Although experimental alternatives to ITO exist, these are also unstable and of unproven efficiency, said the report in New Scientist. Zhi and colleagues Xuan Wang and Klaus Muellen believe they have a cheaper, more stable alternative.

The report said the team is testing solar cells with transparent electrodes made from graphene - flat sheets of carbon atoms arranged in a hexagonal structure. When rolled up, this material makes carbon nanotubes.

The solar panels they created were dye-sensitized solar cells, first invented in 1991 and predicted by some to be the most likely successor to silicon-based solar cells.

Dye-sensitized solar cells use sunlight, a mixture of different dye pigments, and titanium dioxide - the main ingredient in white paint - to excite electrons. This is a process that, in some ways, mimics photosynthesis. It could make solar cells cheaper to manufacture and more efficient, in terms of power collection, than silicon-based ones.

The Max Planck team first coated their cells with a solution of flat graphite oxide flakes, each 10 to 100 nanometres across, leaving a coating on the surface.

Heat treatment was then used to remove the oxygen from the layer. This causes the flakes to merge, leaving behind sheets of graphene.

"It is very stable in the face of heat and acidic conditions," Zhi told New Scientist, "which makes fabrication much easier."

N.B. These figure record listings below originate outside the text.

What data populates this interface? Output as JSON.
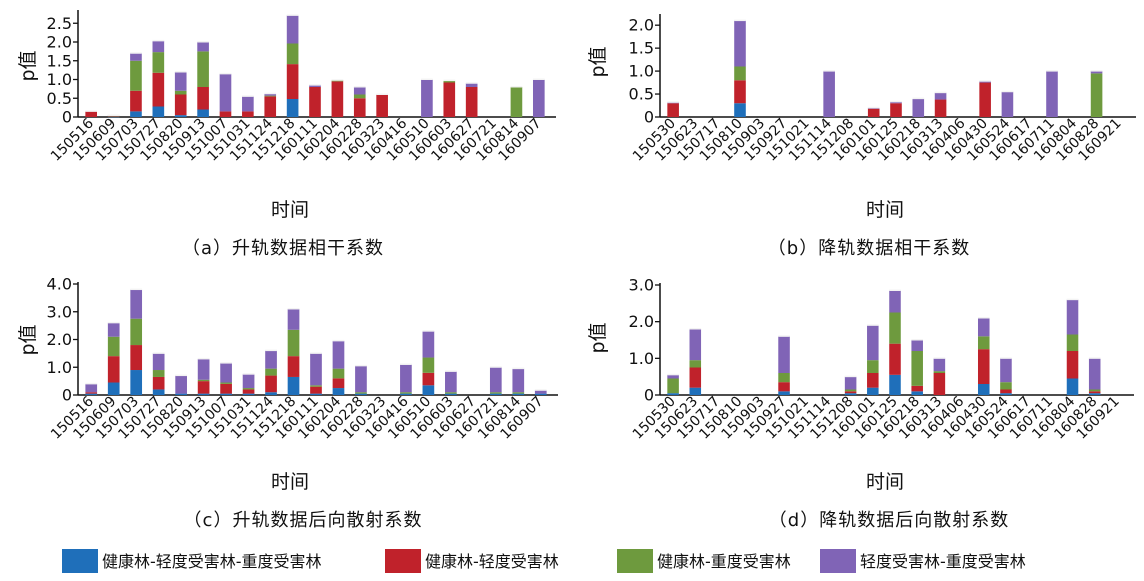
{
  "colors": {
    "s1": "#1f6fba",
    "s2": "#c0222b",
    "s3": "#6e9a3e",
    "s4": "#8064b6"
  },
  "legend": [
    {
      "key": "s1",
      "label": "健康林-轻度受害林-重度受害林"
    },
    {
      "key": "s2",
      "label": "健康林-轻度受害林"
    },
    {
      "key": "s3",
      "label": "健康林-重度受害林"
    },
    {
      "key": "s4",
      "label": "轻度受害林-重度受害林"
    }
  ],
  "chart_data": [
    {
      "type": "bar",
      "stacked": true,
      "caption": "（a）升轨数据相干系数",
      "ylabel": "p值",
      "xlabel": "时间",
      "ylim": [
        0,
        2.8
      ],
      "yticks": [
        "0",
        "0.5",
        "1.0",
        "1.5",
        "2.0",
        "2.5"
      ],
      "ytick_values": [
        0,
        0.5,
        1.0,
        1.5,
        2.0,
        2.5
      ],
      "categories": [
        "150516",
        "150609",
        "150703",
        "150727",
        "150820",
        "150913",
        "151007",
        "151031",
        "151124",
        "151218",
        "160111",
        "160204",
        "160228",
        "160323",
        "160416",
        "160510",
        "160603",
        "160627",
        "160721",
        "160814",
        "160907"
      ],
      "x_labels": [
        "150516",
        "150609",
        "150703",
        "150727",
        "150820",
        "150913",
        "151007",
        "151031",
        "151124",
        "151218",
        "160111",
        "160204",
        "160228",
        "160323",
        "160416",
        "160510",
        "160603",
        "160627",
        "160721",
        "160814",
        "160907"
      ],
      "series": [
        {
          "key": "s1",
          "values": [
            [
              0,
              0.01
            ],
            [
              0.01,
              0.01
            ],
            [
              0.15,
              0.01
            ],
            [
              0.28,
              0.01
            ],
            [
              0.05,
              0.01
            ],
            [
              0.2,
              0.01
            ],
            [
              0,
              0.01
            ],
            [
              0,
              0.01
            ],
            [
              0,
              0.01
            ],
            [
              0.48,
              0.01
            ],
            [
              0,
              0.01
            ],
            [
              0,
              0.01
            ],
            [
              0,
              0.01
            ],
            [
              0,
              0.01
            ],
            [
              0,
              0.01
            ],
            [
              0,
              0.01
            ],
            [
              0,
              0.01
            ],
            [
              0,
              0.01
            ],
            [
              0,
              0.01
            ],
            [
              0,
              0.01
            ],
            [
              0,
              0.01
            ]
          ]
        },
        {
          "key": "s2",
          "values": [
            [
              0.15,
              0.01
            ],
            [
              0.01,
              0.01
            ],
            [
              0.55,
              0.01
            ],
            [
              0.9,
              0.01
            ],
            [
              0.55,
              0.01
            ],
            [
              0.6,
              0.01
            ],
            [
              0.15,
              0.01
            ],
            [
              0.15,
              0.01
            ],
            [
              0.55,
              0.01
            ],
            [
              0.93,
              0.01
            ],
            [
              0.8,
              0.01
            ],
            [
              0.95,
              0.01
            ],
            [
              0.5,
              0.01
            ],
            [
              0.6,
              0.01
            ],
            [
              0,
              0.01
            ],
            [
              0,
              0.01
            ],
            [
              0.92,
              0.01
            ],
            [
              0.8,
              0.01
            ],
            [
              0,
              0.01
            ],
            [
              0,
              0.01
            ],
            [
              0,
              0.01
            ]
          ]
        },
        {
          "key": "s3",
          "values": [
            [
              0,
              0.01
            ],
            [
              0.01,
              0.01
            ],
            [
              0.8,
              0.01
            ],
            [
              0.55,
              0.01
            ],
            [
              0.1,
              0.01
            ],
            [
              0.95,
              0.01
            ],
            [
              0,
              0.01
            ],
            [
              0,
              0.01
            ],
            [
              0.02,
              0.01
            ],
            [
              0.55,
              0.01
            ],
            [
              0,
              0.01
            ],
            [
              0.03,
              0.01
            ],
            [
              0.1,
              0.01
            ],
            [
              0,
              0.01
            ],
            [
              0,
              0.01
            ],
            [
              0,
              0.01
            ],
            [
              0.05,
              0.01
            ],
            [
              0,
              0.01
            ],
            [
              0,
              0.01
            ],
            [
              0.8,
              0.01
            ],
            [
              0,
              0.01
            ]
          ]
        },
        {
          "key": "s4",
          "values": [
            [
              0,
              0.01
            ],
            [
              0.01,
              0.01
            ],
            [
              0.2,
              0.01
            ],
            [
              0.3,
              0.01
            ],
            [
              0.5,
              0.01
            ],
            [
              0.25,
              0.01
            ],
            [
              1.0,
              0.01
            ],
            [
              0.4,
              0.01
            ],
            [
              0.05,
              0.01
            ],
            [
              0.75,
              0.01
            ],
            [
              0.05,
              0.01
            ],
            [
              0,
              0.01
            ],
            [
              0.2,
              0.01
            ],
            [
              0,
              0.01
            ],
            [
              0,
              0.01
            ],
            [
              1.0,
              0.01
            ],
            [
              0,
              0.01
            ],
            [
              0.1,
              0.01
            ],
            [
              0,
              0.01
            ],
            [
              0,
              0.01
            ],
            [
              1.0,
              0.01
            ]
          ]
        }
      ]
    },
    {
      "type": "bar",
      "stacked": true,
      "caption": "（b）降轨数据相干系数",
      "ylabel": "p值",
      "xlabel": "时间",
      "ylim": [
        0,
        2.2
      ],
      "yticks": [
        "0",
        "0.5",
        "1.0",
        "1.5",
        "2.0"
      ],
      "ytick_values": [
        0,
        0.5,
        1.0,
        1.5,
        2.0
      ],
      "categories": [
        "150530",
        "150623",
        "150717",
        "150810",
        "150903",
        "150927",
        "151021",
        "151114",
        "151208",
        "160101",
        "160125",
        "160218",
        "160313",
        "160406",
        "160430",
        "160524",
        "160617",
        "160711",
        "160804",
        "160828",
        "160921"
      ],
      "x_labels": [
        "150530",
        "150623",
        "150717",
        "150810",
        "150903",
        "150927",
        "151021",
        "151114",
        "151208",
        "160101",
        "160125",
        "160218",
        "160313",
        "160406",
        "160430",
        "160524",
        "160617",
        "160711",
        "160804",
        "160828",
        "160921"
      ],
      "series": [
        {
          "key": "s1",
          "values": [
            0,
            0,
            0,
            0.3,
            0,
            0,
            0,
            0,
            0,
            0,
            0,
            0,
            0,
            0,
            0,
            0,
            0,
            0,
            0,
            0,
            0
          ]
        },
        {
          "key": "s2",
          "values": [
            0.3,
            0,
            0,
            0.5,
            0,
            0,
            0,
            0,
            0,
            0.18,
            0.3,
            0,
            0.38,
            0,
            0.75,
            0,
            0,
            0,
            0,
            0,
            0
          ]
        },
        {
          "key": "s3",
          "values": [
            0,
            0,
            0,
            0.3,
            0,
            0,
            0,
            0,
            0,
            0,
            0,
            0,
            0,
            0,
            0,
            0,
            0,
            0,
            0,
            0.95,
            0
          ]
        },
        {
          "key": "s4",
          "values": [
            0.02,
            0,
            0,
            1.0,
            0,
            0,
            0,
            1.0,
            0,
            0.02,
            0.03,
            0.4,
            0.15,
            0,
            0.03,
            0.55,
            0,
            1.0,
            0,
            0.05,
            0
          ]
        }
      ]
    },
    {
      "type": "bar",
      "stacked": true,
      "caption": "（c）升轨数据后向散射系数",
      "ylabel": "p值",
      "xlabel": "时间",
      "ylim": [
        0,
        4.0
      ],
      "yticks": [
        "0",
        "1.0",
        "2.0",
        "3.0",
        "4.0"
      ],
      "ytick_values": [
        0,
        1.0,
        2.0,
        3.0,
        4.0
      ],
      "categories": [
        "150516",
        "150609",
        "150703",
        "150727",
        "150820",
        "150913",
        "151007",
        "151031",
        "151124",
        "151218",
        "160111",
        "160204",
        "160228",
        "160323",
        "160416",
        "160510",
        "160603",
        "160627",
        "160721",
        "160814",
        "160907"
      ],
      "x_labels": [
        "150516",
        "150609",
        "150703",
        "150727",
        "150820",
        "150913",
        "151007",
        "151031",
        "151124",
        "151218",
        "160111",
        "160204",
        "160228",
        "160323",
        "160416",
        "160510",
        "160603",
        "160627",
        "160721",
        "160814",
        "160907"
      ],
      "series": [
        {
          "key": "s1",
          "values": [
            0.05,
            0.45,
            0.9,
            0.2,
            0.05,
            0.05,
            0.05,
            0.05,
            0.1,
            0.65,
            0.05,
            0.25,
            0.05,
            0,
            0.05,
            0.35,
            0.05,
            0,
            0.05,
            0.05,
            0.05
          ]
        },
        {
          "key": "s2",
          "values": [
            0.05,
            0.95,
            0.9,
            0.45,
            0,
            0.45,
            0.35,
            0.15,
            0.6,
            0.75,
            0.25,
            0.35,
            0,
            0,
            0,
            0.45,
            0,
            0,
            0,
            0,
            0
          ]
        },
        {
          "key": "s3",
          "values": [
            0,
            0.7,
            0.95,
            0.25,
            0,
            0.05,
            0.05,
            0.05,
            0.25,
            0.95,
            0.05,
            0.35,
            0.05,
            0,
            0.05,
            0.55,
            0.05,
            0,
            0.05,
            0.05,
            0
          ]
        },
        {
          "key": "s4",
          "values": [
            0.3,
            0.5,
            1.05,
            0.6,
            0.65,
            0.75,
            0.7,
            0.5,
            0.65,
            0.75,
            1.15,
            1.0,
            0.95,
            0,
            1.0,
            0.95,
            0.75,
            0,
            0.9,
            0.85,
            0.12
          ]
        }
      ]
    },
    {
      "type": "bar",
      "stacked": true,
      "caption": "（d）降轨数据后向散射系数",
      "ylabel": "p值",
      "xlabel": "时间",
      "ylim": [
        0,
        3.0
      ],
      "yticks": [
        "0",
        "1.0",
        "2.0",
        "3.0"
      ],
      "ytick_values": [
        0,
        1.0,
        2.0,
        3.0
      ],
      "categories": [
        "150530",
        "150623",
        "150717",
        "150810",
        "150903",
        "150927",
        "151021",
        "151114",
        "151208",
        "160101",
        "160125",
        "160218",
        "160313",
        "160406",
        "160430",
        "160524",
        "160617",
        "160711",
        "160804",
        "160828",
        "160921"
      ],
      "x_labels": [
        "150530",
        "150623",
        "150717",
        "150810",
        "150903",
        "150927",
        "151021",
        "151114",
        "151208",
        "160101",
        "160125",
        "160218",
        "160313",
        "160406",
        "160430",
        "160524",
        "160617",
        "160711",
        "160804",
        "160828",
        "160921"
      ],
      "series": [
        {
          "key": "s1",
          "values": [
            0.05,
            0.2,
            0,
            0,
            0,
            0.1,
            0,
            0,
            0.05,
            0.2,
            0.55,
            0.1,
            0,
            0,
            0.3,
            0.05,
            0,
            0,
            0.45,
            0.05,
            0
          ]
        },
        {
          "key": "s2",
          "values": [
            0,
            0.55,
            0,
            0,
            0,
            0.25,
            0,
            0,
            0.05,
            0.4,
            0.85,
            0.15,
            0.6,
            0,
            0.95,
            0.1,
            0,
            0,
            0.75,
            0.05,
            0
          ]
        },
        {
          "key": "s3",
          "values": [
            0.4,
            0.2,
            0,
            0,
            0,
            0.25,
            0,
            0,
            0.05,
            0.35,
            0.85,
            0.95,
            0.05,
            0,
            0.35,
            0.2,
            0,
            0,
            0.45,
            0.05,
            0
          ]
        },
        {
          "key": "s4",
          "values": [
            0.1,
            0.85,
            0,
            0,
            0,
            1.0,
            0,
            0,
            0.35,
            0.95,
            0.6,
            0.3,
            0.35,
            0,
            0.5,
            0.65,
            0,
            0,
            0.95,
            0.85,
            0
          ]
        }
      ]
    }
  ]
}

The team is now working on reducing the number of layers to increase transparency, and on "ironing out" the creases that can appear in the sheets. In theory, a single perfect layer of graphene would work well enough to replace ITO.

"Replacing the ITO with graphene is a real great step forward as the transparent current collector is a critical and the most expensive part of our cell," New Scientist quoted Michael Graetzel of the Swiss Federal Institute of Technology in Lausanne, Switzerland, as saying. He invented dye sensitised solar cells in 1991.

He was quoted as saying the search for improved transparent electrodes will be crucial for the success of these solar cells.

"Everything which you do with ITO should be possible (with graphene)," added Muellen, who led the graphene research. That means LCD panels could be made with the graphene-based electrodes, he says, although his team has yet to test this idea.